Negative galvanic treatment/"Keesey" treatment: This type
of non-surgical treatment involves the application of a negative
galvanic current by way of a disposable metallic electrode to the
diseased hemorrhoidal tissue. It was first discovered by W.E. Keesey,
who published an article in 1934 on its clinical application. The
negative galvanism causes NaOH (sodium hydroxide) to form at the
contact point of the negative electrode, thus causing thrombogenesis
and destruction of the hemorrhoidal vascular bed, leading to reduction
and removal of internal hemorrhoids. The amount of current usually
is somewhere between 15 to 18 Ma for approximately five to seven
minutes per treatment site. The number of treatments is determined
by the severity of the hemorrhoidal disease. Treatment may easily
be administered on consecutive days with as many as three or four
treatments in a 24-hour period. The typical case with 2nd or 3rd
degree internal hemorrhoids may require eight to 12 treatments. Side
effects include pain and bleeding, but remember that the mucosa is
void of somatic sensory enervation, allowing this treatment to be
administered with little or no discomfort. I have used a variety
of the aforementioned non-surgical treatments (ligation, IRPC etc.),
and have found that the negative galvanic (Keesey) technique is the
best tolerated, most effective and has the least likelihood of initiating
unwanted side effects (pain, bleeding, infection, etc.).
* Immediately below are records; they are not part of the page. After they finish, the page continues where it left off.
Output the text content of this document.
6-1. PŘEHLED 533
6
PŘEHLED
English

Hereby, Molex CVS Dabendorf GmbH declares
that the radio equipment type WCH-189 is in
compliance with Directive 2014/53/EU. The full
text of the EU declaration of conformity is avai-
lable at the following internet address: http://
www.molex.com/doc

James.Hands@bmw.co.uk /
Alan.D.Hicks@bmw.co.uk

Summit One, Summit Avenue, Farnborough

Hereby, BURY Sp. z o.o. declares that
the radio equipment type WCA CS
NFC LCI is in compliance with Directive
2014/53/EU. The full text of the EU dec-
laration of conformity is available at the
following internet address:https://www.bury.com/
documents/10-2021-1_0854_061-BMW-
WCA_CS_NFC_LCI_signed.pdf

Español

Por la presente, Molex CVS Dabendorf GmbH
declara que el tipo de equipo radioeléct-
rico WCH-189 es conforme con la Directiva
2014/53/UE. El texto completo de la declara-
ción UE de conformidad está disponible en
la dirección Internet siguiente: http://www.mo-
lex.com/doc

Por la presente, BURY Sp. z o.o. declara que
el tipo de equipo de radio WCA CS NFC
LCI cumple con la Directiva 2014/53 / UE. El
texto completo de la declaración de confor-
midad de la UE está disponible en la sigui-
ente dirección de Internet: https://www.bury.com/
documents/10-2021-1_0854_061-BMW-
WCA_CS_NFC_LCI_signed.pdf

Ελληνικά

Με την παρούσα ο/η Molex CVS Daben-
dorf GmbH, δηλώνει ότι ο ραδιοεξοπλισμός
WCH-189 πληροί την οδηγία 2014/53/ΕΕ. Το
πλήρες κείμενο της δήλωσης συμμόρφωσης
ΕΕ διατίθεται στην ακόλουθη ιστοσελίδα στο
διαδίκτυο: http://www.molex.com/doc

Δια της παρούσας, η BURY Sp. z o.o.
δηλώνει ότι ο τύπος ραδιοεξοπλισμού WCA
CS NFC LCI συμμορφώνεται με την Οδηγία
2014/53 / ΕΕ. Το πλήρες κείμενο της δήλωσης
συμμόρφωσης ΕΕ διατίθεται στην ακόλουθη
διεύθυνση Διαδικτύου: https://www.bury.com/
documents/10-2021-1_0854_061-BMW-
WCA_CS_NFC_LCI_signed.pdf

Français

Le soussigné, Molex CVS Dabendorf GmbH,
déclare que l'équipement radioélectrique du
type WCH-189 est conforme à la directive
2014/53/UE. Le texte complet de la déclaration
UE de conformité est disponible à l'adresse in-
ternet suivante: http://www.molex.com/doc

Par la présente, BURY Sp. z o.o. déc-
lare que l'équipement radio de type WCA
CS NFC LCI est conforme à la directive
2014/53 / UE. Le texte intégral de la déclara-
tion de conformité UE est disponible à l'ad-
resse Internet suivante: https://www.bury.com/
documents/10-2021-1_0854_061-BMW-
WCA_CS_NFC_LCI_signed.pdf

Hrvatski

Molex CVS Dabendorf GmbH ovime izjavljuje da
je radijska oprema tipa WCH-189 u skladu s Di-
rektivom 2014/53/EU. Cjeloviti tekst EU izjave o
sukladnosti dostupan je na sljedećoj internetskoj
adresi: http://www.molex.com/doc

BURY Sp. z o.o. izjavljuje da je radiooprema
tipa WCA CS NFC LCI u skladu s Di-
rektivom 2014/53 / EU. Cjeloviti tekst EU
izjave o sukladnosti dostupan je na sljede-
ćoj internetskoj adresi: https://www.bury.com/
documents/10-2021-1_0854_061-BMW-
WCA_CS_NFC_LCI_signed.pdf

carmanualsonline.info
In my 30
years of practice, I have administered approximately 80,000 Keesey
treatments with few complications and very good outcome. This treatment
offers the patient with a great alternative to conventional surgical
procedures and a predictable outcome that is quite satisfactory.
I hope this brief outline has enlightened the reader as to his or
her options when addressing annoying hemorrhoidal conditions. Please
be mindful that there are a myriad of diseases that occur in or around
the anorectum and colon, and proper examination is necessary to make
a positive diagnosis. The potential for symptoms to be caused by
other conditions, such as anal fissures, fistula disease, rectal
prolapse, pruritus ani (itching), perianal abscess, skin tags, venereal
disease (condyloma, herpes, gonorrhea), perianal skin cancer, and
colorectal cancer, emphasizes the importance of proper diagnosis.